Updated: Mar 2, 2020

Well, well.. I believe that the previous concept is really strong and I would love to work on it however just to assure my progression, I did another concept, a more simplified one just in case my previous idea gets rejected.

This idea is similar to the previous on as I said it's a simplified one. It talk about a pessimist but more in the sense that he want to be like others but he can't.



These lines are just a basic progression of the animation.


Then I wrote this to try to bring some emotions and depth to the story.


And I ended it with a sort of conclusion, claiming if you're a pessimist, be a pessimist.


YEAH............

I'm so not proud of this one 😂 🤣😂 🤣😂 🤣😂 🤣😂 🤣😂 🤣


But anyway, I believe I might get some suggestion to improve it..


(One man walks the streets and all dies, Amongst the bright ones who walks away, He seeks what they have, 10 tons of sugar cubes he buys, But grey his world remains.)
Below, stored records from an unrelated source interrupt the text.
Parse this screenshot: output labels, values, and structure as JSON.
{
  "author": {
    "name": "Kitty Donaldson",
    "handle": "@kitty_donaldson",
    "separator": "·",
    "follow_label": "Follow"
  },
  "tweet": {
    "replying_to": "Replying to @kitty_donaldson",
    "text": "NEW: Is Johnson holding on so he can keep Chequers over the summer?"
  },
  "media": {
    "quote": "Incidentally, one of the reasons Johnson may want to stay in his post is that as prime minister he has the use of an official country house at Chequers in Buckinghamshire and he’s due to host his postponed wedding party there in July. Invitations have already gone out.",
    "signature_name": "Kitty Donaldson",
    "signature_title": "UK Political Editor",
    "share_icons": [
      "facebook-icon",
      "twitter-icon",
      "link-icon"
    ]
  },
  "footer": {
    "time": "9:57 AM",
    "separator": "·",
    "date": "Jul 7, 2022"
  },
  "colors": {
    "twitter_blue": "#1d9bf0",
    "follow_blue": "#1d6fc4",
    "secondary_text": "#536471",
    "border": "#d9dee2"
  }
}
{well I might have make a few mistakes while writing this one}



So I showed images of a character that looks quite shy, cool to represent the pessimism, and I showed that around him flowers are dying, then I drew other people laughing and facing each other as if talking to each other and surrounding them are lively flowers and really colorful to represent their happiness and each character have a pocket filled with sugar, to represent their optimism again while the main character don't. The protagonist is far from them walking toward them and the flowers around the happy people dies to represent the discomfort that the pessimist brings along with him.



The next scene shows the main character sitting on a chair while the other people are running from him and again it showed the dead flowers around him.






Well, this one is really brief but it basically represent the character buying sugar and filling his pocket like other people




The last image show that his pocket is filled with a mountain of sugar but the flowers are still dying around him.




After that I had my tutorial of course and I've presented my first idea first, the one with the god and the lecturer has actually approved it, she said to use it as an experimental piece which will be furthermore developed in the exploring sugar brief for next semester. So I haven't showed her this idea, this is on my blog just to show the various explorations I made.

I was told to read or either find someone to read the text that I've written in a low and grimy voice which I totally agree with, since it will bring all the exciting atmospheric elements to the piece. I've been also told to exaggerate every characters and their movements to bring the audience perspective more towards the protagonist's perspective. Furthermore, I've been told to remove the scene with the gearing part and try to represent that the ice cream is a fuel in a different way.